Às vezes cobravam-lhe com insinuações, o bem que lhe vinham fazendo desde bebé. Carlos Miguel percebeu, bastante cedo, que não podia pedir nada aos padrinhos e, quantas vezes, cobiçou um brinquedo ou um livrito que talvez nem fossem assim tão caros.
Cedo abandonou os estudos normais para começar a trabalhar. Estudava à noite. Estudava muito. Nem sabia como o tempo lhe chegava para tanto. Queria enveredar pela carreira de jornalista e, anos mais tarde, inscreveu-se num Curso de Jornalismo. Para ajudar as despesas da casa e não se sentir um peso, conseguiu uma certa independência económica e dava mesmo uma mesada.
Os estudos corriam-lhe de feição. Estava no seu mundo e aprendia aquilo de que mais gostava. De emprego, mudou inúmeras vezes, sempre para ganhar um pouco mais. Trabalhou em escritórios, quase escondidos em ruas estreitas da Baixa. Nalgumas lojas, sem interesse nenhum. Até numa retrosaria, vendendo linhas e botões ... Serviu à mesa. Lavou louça. Voltou a um escritório, onde se ocupava de toda a actividade burocrática de uma conhecida pastelaria. Aqui, não desgostou. Estava quase sempre só, escrevia, fazia contas, podia até sonhar que era patrão, não fosse o magro salário recebido ao fim do mês ...
O grande dia chegou. Finalizou o seu Curso. Outros horizontes, decerto se abririam. Seria finalmente jornalista. Guardou como é óbvio o emprego que tinha no escritório. Conseguiu mesmo um «part-time» no escritório de um advogado, que lhe permitiu comprar um computador para instalar no seu quarto. Como ? Ainda não sabia, pois o quartito era pequeno e já tinha uma estante repleta de livros, uma escrivaninha pequena, a cama e um roupeiro.

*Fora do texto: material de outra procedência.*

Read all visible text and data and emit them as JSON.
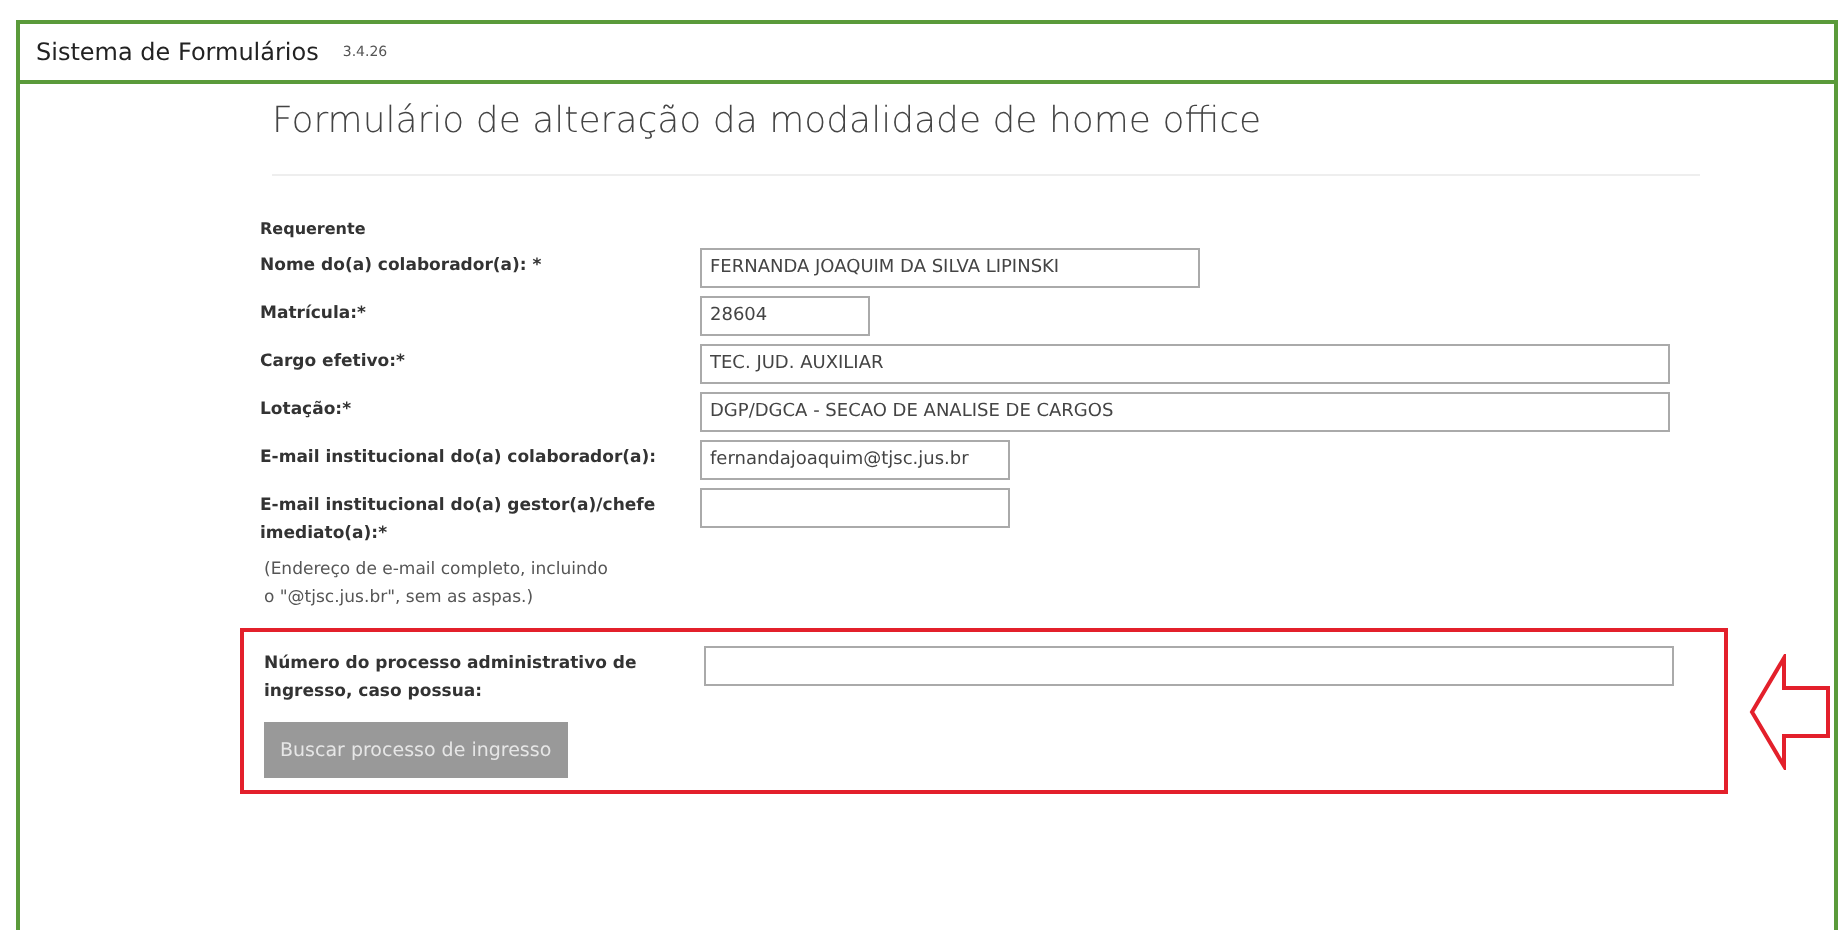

Estava-se quase no fim de ano. Ano Novo, vida nova ! Começou a procurar emprego num jornal. Para o efeito, guardara vários contactos de visitas de estudo que fizera durante o curso. Bateu a várias portas. Sempre sem sucesso. Quadros completos. Falta de prática. Ofereceram-lhe mesmo alguns estágios mas não remunerados. A vontade era aceitar mas, para isso, teria de deixar um dos empregos que tinha e o dinheiro fazia falta. Precisamente no dia 30 de Dezembro entrou no edifício de um conceituado jornal de Lisboa. O segurança perguntou-lhe quem procurava, pediu-lhe o bilhete de identidade que guardou numa espécie de ficheiro que estava à sua frente e deu-lhe em troca um cartão de visitante, com uma mola para prender à lapela do casaco. Ao fundo do corredor à direita lá estava a porta que indicava «Chefe de Redacção». Viu se estava abotoado, ajeitou a gravata e tocou levemente à porta. - Entre ! Um sujeito forte, com óculos, ar simpático, estava sentado numa secretária cheia de papéis, de jornais e de pastas de arquivo. Mandou-o sentar e ele timidamente assim fez, puxando as calças para não estragar os vincos. Perguntou-lhe onde tinha trabalhado, que prática tinha e outras perguntas de circunstância. Limitou-se a dizer que tinha trabalhado em vários escritórios, que lia e escrevia muito. Escrevia sobre tudo, só pelo prazer de escrever. Às vezes dava por ele a escrever o filme que acabara de ver, outras o passeio que dera no fim de semana. O que lhe faltava de convívio, sobrava-lhe em poder de observação. E, claro, tinha finalizado o Curso com boas notas.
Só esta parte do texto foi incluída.